Just as Victor Vasarely and Carlos Cruz-Diez, his compatriot, Soto is a major figure of Op Art or optical art, playing visual tricks to disrupt the viewer’s senses. In ‘Escritura metalica’ from 1975, the regular rhythm of black and white lines brings out the curved metal rods, giving the impression that the work is moving. No point of view is being privileged. The artist invites us to move around his works, which – depending on the viewpoint –
can emerge as either 2D paintings or 3D sculptures. In ‘Cube de Paris’ from 1990, the viewer travels around the installation ‘suspended in the air’ which appears changing and fleeting like a hologram. As in ‘Duomo Vientro Rosso’, 1997, a central, geometric, red portion resembles an energy nucleus around which the work appears in turn to materialize or dematerialize, emphasizing the vibration of colour.

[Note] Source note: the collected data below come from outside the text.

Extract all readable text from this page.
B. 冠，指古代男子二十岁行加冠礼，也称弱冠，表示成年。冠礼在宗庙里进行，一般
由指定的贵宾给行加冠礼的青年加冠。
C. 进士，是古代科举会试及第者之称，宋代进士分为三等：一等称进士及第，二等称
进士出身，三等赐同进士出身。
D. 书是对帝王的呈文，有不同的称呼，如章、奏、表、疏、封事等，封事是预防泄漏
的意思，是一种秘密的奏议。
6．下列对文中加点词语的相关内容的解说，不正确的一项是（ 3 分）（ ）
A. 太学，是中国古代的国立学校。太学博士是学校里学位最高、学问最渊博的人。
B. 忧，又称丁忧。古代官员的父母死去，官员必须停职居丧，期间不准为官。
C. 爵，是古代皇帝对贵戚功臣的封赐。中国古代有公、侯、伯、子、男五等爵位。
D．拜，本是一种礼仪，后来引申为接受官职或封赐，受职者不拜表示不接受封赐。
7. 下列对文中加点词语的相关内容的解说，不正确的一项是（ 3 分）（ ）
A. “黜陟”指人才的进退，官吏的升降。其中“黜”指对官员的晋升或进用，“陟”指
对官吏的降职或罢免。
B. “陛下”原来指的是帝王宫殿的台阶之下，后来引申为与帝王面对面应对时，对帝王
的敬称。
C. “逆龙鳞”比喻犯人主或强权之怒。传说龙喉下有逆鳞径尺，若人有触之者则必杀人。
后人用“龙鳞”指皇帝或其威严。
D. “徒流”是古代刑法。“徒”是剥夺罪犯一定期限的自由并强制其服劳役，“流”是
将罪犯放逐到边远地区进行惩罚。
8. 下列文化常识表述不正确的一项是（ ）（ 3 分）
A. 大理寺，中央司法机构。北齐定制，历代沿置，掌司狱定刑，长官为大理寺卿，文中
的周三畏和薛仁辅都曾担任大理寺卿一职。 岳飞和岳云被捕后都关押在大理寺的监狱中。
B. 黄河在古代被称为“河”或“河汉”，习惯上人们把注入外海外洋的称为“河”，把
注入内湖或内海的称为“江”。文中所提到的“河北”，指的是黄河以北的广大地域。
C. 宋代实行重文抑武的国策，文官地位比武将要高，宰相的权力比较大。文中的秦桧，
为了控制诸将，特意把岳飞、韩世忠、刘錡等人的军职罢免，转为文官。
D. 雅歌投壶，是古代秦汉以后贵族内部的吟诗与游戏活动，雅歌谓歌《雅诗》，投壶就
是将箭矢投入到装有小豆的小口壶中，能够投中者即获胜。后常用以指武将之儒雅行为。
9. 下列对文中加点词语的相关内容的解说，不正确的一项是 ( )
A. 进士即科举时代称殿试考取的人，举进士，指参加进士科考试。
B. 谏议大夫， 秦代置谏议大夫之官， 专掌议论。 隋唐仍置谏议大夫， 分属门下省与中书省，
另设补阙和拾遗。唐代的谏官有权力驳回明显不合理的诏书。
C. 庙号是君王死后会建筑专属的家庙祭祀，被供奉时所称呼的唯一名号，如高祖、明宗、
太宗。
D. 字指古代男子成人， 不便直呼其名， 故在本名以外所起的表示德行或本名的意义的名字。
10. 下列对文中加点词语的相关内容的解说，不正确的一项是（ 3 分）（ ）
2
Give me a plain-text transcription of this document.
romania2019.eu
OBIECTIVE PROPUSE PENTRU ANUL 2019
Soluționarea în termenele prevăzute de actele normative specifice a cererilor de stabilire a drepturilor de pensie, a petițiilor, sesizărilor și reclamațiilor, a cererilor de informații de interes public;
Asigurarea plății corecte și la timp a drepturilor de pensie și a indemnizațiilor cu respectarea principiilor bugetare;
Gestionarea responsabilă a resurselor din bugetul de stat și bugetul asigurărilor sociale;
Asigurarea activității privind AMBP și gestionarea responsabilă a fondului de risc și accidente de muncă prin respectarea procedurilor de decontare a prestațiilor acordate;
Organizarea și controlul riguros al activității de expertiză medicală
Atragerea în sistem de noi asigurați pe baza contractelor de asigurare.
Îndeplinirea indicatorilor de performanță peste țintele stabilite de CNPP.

A similar vibration of monochrome colour invites the viewer to enter ‘Penetrables BBL Blue’ (1999). This monumental installation comes into life when the visitor passes through a forest of hanging blue ropes, incorporating the artist and the viewer. The artist writes about the series ‘Penetrables’, which he started in the late 60’s: “A man is not here and the world there. He is in the whole, and this whole is what I wish to express in my wrapping works”. Soto presents us with a work in progress made of colours and shapes in perpetual reconstruction.
“The universe, I believe, is uncertain and unstable. The same must be true of my work”. Impermanence is key in Soto’s body of work and each movement or vibration transforms his pieces, awakening the viewer’s senses. Like poetry or music, the production of his pieces requires an extreme discipline in order to achieve harmony.